0. Decide on filenames for the groups

Your text files are in the raw/ subfolder. Decide now how many groups you want and give each group its own name. Group names cannot contain underscores as the underscore separates the group name from the rest of the file name.

For example, your folder could contain the file names:

Group1_rest_of_filename_xxx.txt
Group1_rest_of_filename_xyz.txt
Group1_rest_of_filename_yyy.txt
...
Group2_rest_of_filename_xxx.txt
Group2_rest_of_filename_xyz.txt
...
...
GroupN_rest_of_filename_zzz.txt
GroupN_rest_of_filename_yyy.txt

Save the list of group names [Group1, Group2, Group3, ..., GroupN]. You will need it in step 3.

Tip: Instead of having many short files. You might want to have few longer files in each group. Simply concatenate multiple short files into longer text files.

Example: Lorem Ipsum

For the lorem ipsum example, the raw filenames (in lorem_ipsum/raw/) either start with A_ or B_. This means that there are 2 groups with names 'A' and 'B'.

1. Create vocabulary file and save text data in numpy arrays

In this step you will run the script step_1_count_words.py. The script counts distinct words and truncates the resulting vocabulary. Then each word is replaced whith its index in the vocabulary and the resulting numpy arrays are saved.

Go into this file and change dataset_name to the name of the folder in which the data is. It should be the subfolder under dat/ (as specified above your data is in dat/[dataset_name]/raw/). The current default dataset name is lorem_ipsum. Also modify the vocabulary size you want to use a good size for English corpora is V = 10000.

Assuming you are in dat/ simply run

   python step_1_count_words.py

Tip: In this script data preprocesing is handled. Punctuation is removed, line-breaks are handled and everything is lower cased. Depending on your dataset, additional or different preprocessing steps might be required. We also recommend extracting bigrams and adding them to the vocabulary.

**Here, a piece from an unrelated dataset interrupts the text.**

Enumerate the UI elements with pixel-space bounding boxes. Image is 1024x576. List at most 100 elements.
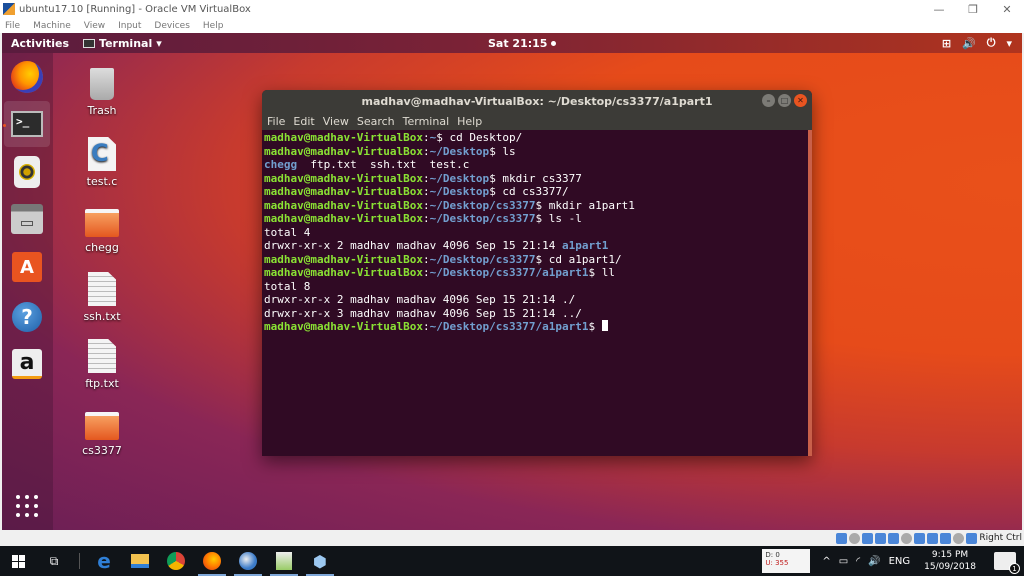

2. Subsample the data and split into train test and validation split

Now open the file step_2_split_data.py and change the dataset name. Then from dat/ run

    python step_2_split_data.py

3. Create data statistics.

Now, open the file step_3_create_data_stats.py and change the dataset_name. Then add the list of group names from step 0 under states (e.g. states = [Group1, Group2, Group3, ..., GroupN]).

Then run

    python step_3_create_data_stats.py

4. Generate negative samples.

In this step, you will generate negative samples to be used during model evaluation. By drawing negative samples before running any code, you ensure that all methods are evaluated on the same set of negative examples.

Open step_4_negative_samples.py and change the dataset_name. Then run

    python step_4_negative_samples.py

You will get an error during training if you train with more negative samples then you generated in step 4.